MANILA, Philippines - The Youth Olympic Games are a sporting event for young people, balancing sport, education and culture. These Games work as a catalyst in these fields throughout the Olympic Movement.
Held in Singapore this August, the main goal is to give the youngsters an education-based on Olympic values: friendship, fair play, non-violence and a rejection of any form of doping.
The Youth Olympic Games aims to bring together talented athletes, aged 14 to 18, from around the world to participate in high-level competitions; and also, alongside the sports element of the event, to run educational programs on the Olympic values, the benefits of sport for a healthy lifestyle, the social values sport can deliver and the dangers of doping and of training to excess and/or of inactivity.

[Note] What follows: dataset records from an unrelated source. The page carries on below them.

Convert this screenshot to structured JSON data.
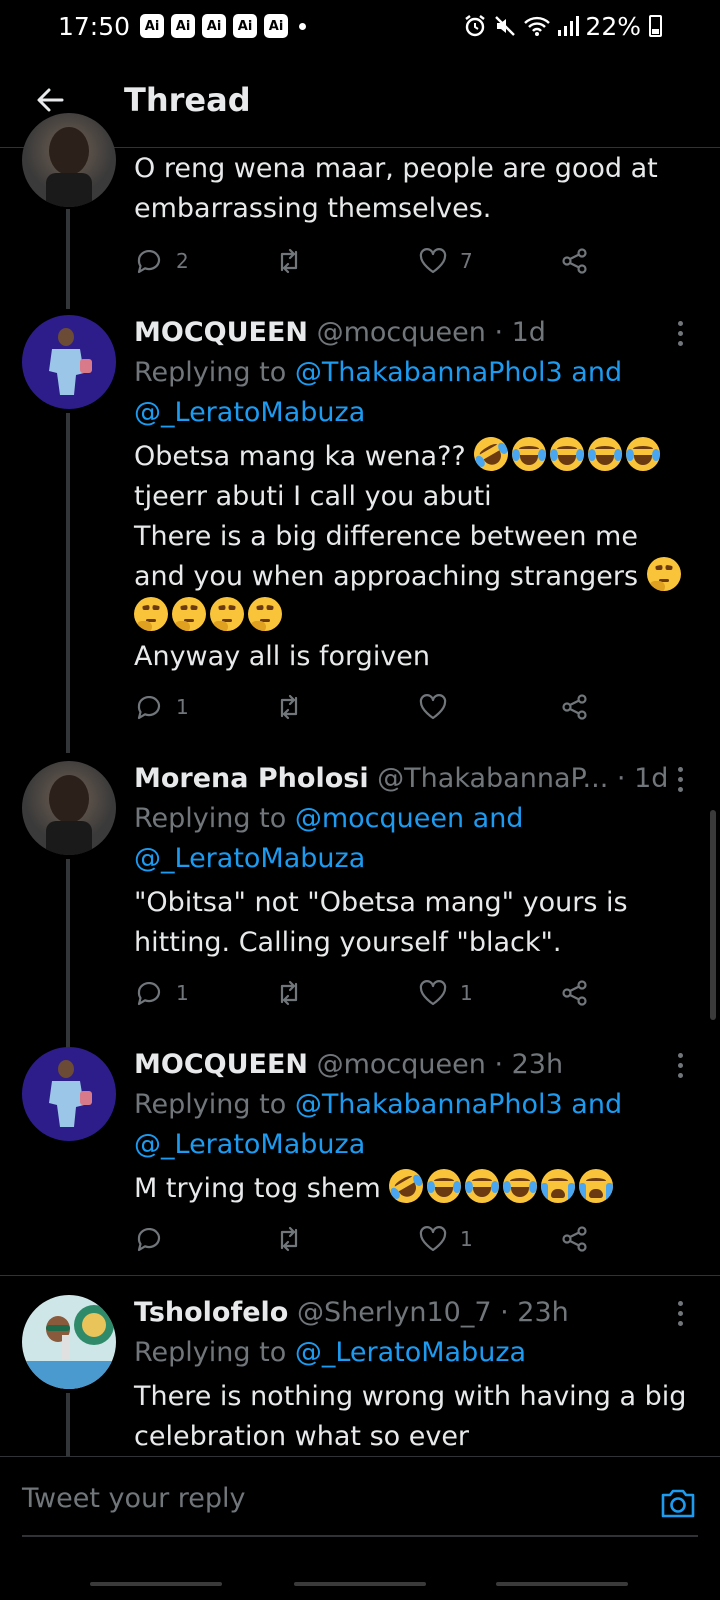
{
  "status_bar": {
    "time": "17:50",
    "ai_badges": [
      "Ai",
      "Ai",
      "Ai",
      "Ai",
      "Ai"
    ],
    "battery": "22%",
    "icons": [
      "alarm-icon",
      "mute-icon",
      "wifi-icon",
      "signal-icon",
      "battery-icon"
    ]
  },
  "header": {
    "title": "Thread",
    "back_icon": "arrow-left-icon"
  },
  "tweets": [
    {
      "text_lines": [
        "O reng wena maar, people are good at",
        "embarrassing themselves."
      ],
      "replies": "2",
      "retweets": "",
      "likes": "7"
    },
    {
      "name": "MOCQUEEN",
      "handle": "@mocqueen",
      "time": "· 1d",
      "replying_prefix": "Replying to ",
      "mentions_line1": "@ThakabannaPhol3 and",
      "mentions_line2": "@_LeratoMabuza",
      "text_lines": [
        "Obetsa mang ka wena??",
        "tjeerr abuti I call you abuti",
        "There is a big difference between me",
        "and you when approaching strangers",
        "",
        "Anyway all is forgiven"
      ],
      "replies": "1",
      "retweets": "",
      "likes": ""
    },
    {
      "name": "Morena Pholosi",
      "handle": "@ThakabannaP...",
      "time": "· 1d",
      "replying_prefix": "Replying to ",
      "mentions_line1": "@mocqueen and",
      "mentions_line2": "@_LeratoMabuza",
      "text_lines": [
        "\"Obitsa\" not \"Obetsa mang\" yours is",
        "hitting. Calling yourself \"black\"."
      ],
      "replies": "1",
      "retweets": "",
      "likes": "1"
    },
    {
      "name": "MOCQUEEN",
      "handle": "@mocqueen",
      "time": "· 23h",
      "replying_prefix": "Replying to ",
      "mentions_line1": "@ThakabannaPhol3 and",
      "mentions_line2": "@_LeratoMabuza",
      "text_lines": [
        "M trying tog shem"
      ],
      "replies": "",
      "retweets": "",
      "likes": "1"
    },
    {
      "name": "Tsholofelo",
      "handle": "@Sherlyn10_7",
      "time": "· 23h",
      "replying_prefix": "Replying to ",
      "mentions_line1": "@_LeratoMabuza",
      "text_lines": [
        "There is nothing wrong with having a big",
        "celebration what so ever"
      ]
    }
  ],
  "composer": {
    "placeholder": "Tweet your reply",
    "camera_icon": "camera-icon"
  },
  "colors": {
    "background": "#000000",
    "text": "#e7e9ea",
    "muted": "#71767b",
    "link": "#1d9bf0",
    "divider": "#2f3336"
  }
}
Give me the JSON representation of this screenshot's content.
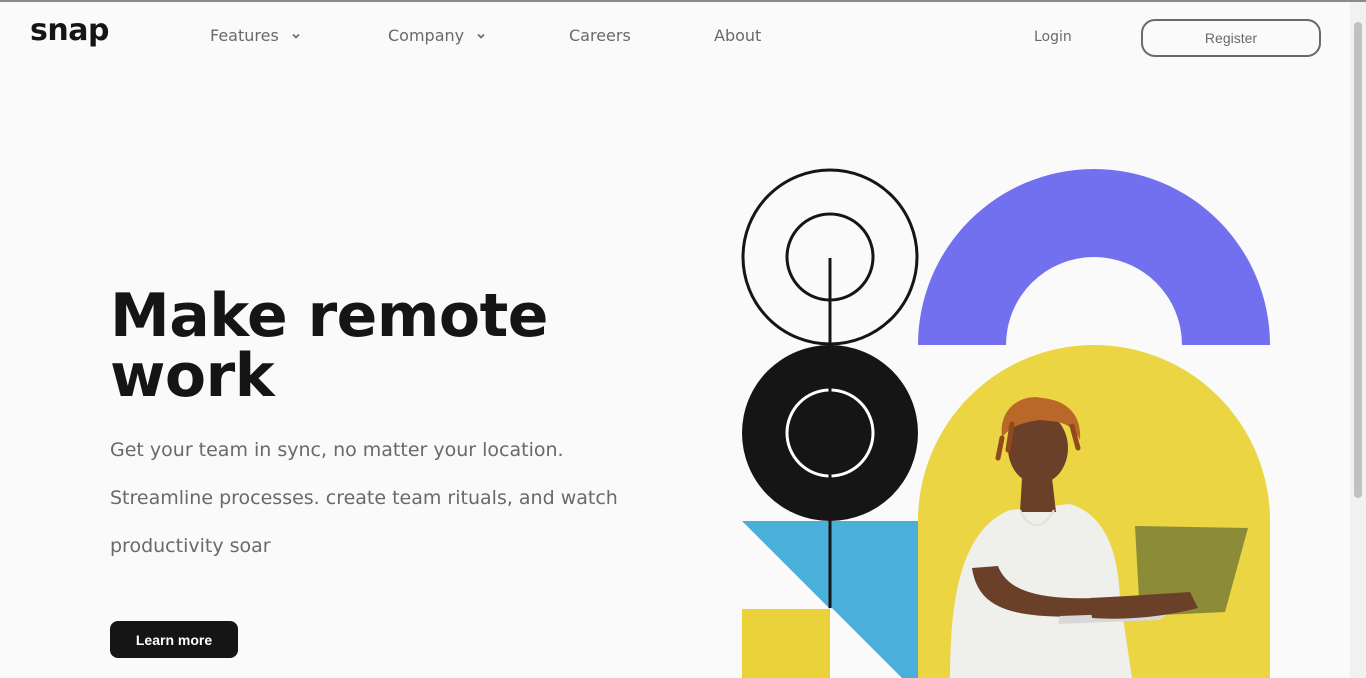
{
  "header": {
    "logo": "snap",
    "nav": [
      {
        "label": "Features",
        "has_dropdown": true,
        "icon": "chevron-down-icon"
      },
      {
        "label": "Company",
        "has_dropdown": true,
        "icon": "chevron-down-icon"
      },
      {
        "label": "Careers",
        "has_dropdown": false
      },
      {
        "label": "About",
        "has_dropdown": false
      }
    ],
    "login": "Login",
    "register": "Register"
  },
  "hero": {
    "title": "Make remote work",
    "description": "Get your team in sync, no matter your location. Streamline processes. create team rituals, and watch productivity soar",
    "cta": "Learn more"
  },
  "art": {
    "image_subject": "person-with-laptop",
    "colors": {
      "purple": "#7270ee",
      "yellow": "#e9d23a",
      "blue": "#4bb0d9",
      "black": "#151515"
    }
  },
  "colors": {
    "background": "#fafafa",
    "text_dark": "#151515",
    "text_gray": "#696969"
  }
}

Planned for 3,200 athletes and 800 officials this 2010, the vision of the Youth Olympic Games is to inspire young people around the world to participate in sport and adopt and live by the Olympic values.
All Olympic sports will be represented but with fewer events, and some new, youth-oriented sports might be introduced. The sports program will encompass all 26 sports on the program of the 2012 Summer Games, with a limited number of disciplines and events.
Included are: Aquatics, Archery, Athletics, Badminton, Basketball, Boxing Canoe-Kayak, Cycling, Equestrian, Fencing, Football, Gymnastics, Handball, Hockey, Judo, Modern Pentathlon, Rowing, Sailing, Table tennis, Taekwondo, Tennis, Triathlon, Volleyball, Weightlifting and Wrestling.
And always working hard to bringing the best sporting action from around the world, SOLARtv and Solar Sports will be showing the games from Aug. 14 to 26.
The delegates are: Patricia Llena (Weightlifting) who became the first Filipino athlete, in an individual event, to qualify in the 1st Youth Olympic Games (YOG) in Singapore after scooping up three bronze medals in the recent Asian Youth and Junior Weightlifting Championship in Tashkent, Uzbekistan; Jasmine Alkhaldi (Swimming), a precocious 16-year-old, who clocked 59.87 seconds in the girls’ 100-meter freestyle qualifying heat and made it to the semis at the Singapore Sports School Champions Way pool; Banjo Borja, eighth in the boys’ 200-m IM finals at 2:11.60, better than the qualifying time of 2:11.93 Korea’s Jung Won Yong, won the gold in 2:09.92.; and Francis Alcantara (Tennis) who, last year reached his highest junior ranking of World No. 14. He won the 2009 Australian Open Boy’s Doubles event with Hsieh Cheng-peng, 6-4, 6-2 in the final. He recently graduated in his secondary education at Xavier University - Ateneo de Cagayan High School.
Other RP delegates are the following: Jessie Lacuna, Dorothy Hong and Jose Gonzales, Swimming; and Gelo Alolino, Michael Pate, Kieffer Ravena, Kevin Ferrer and Ray Parks, basketball.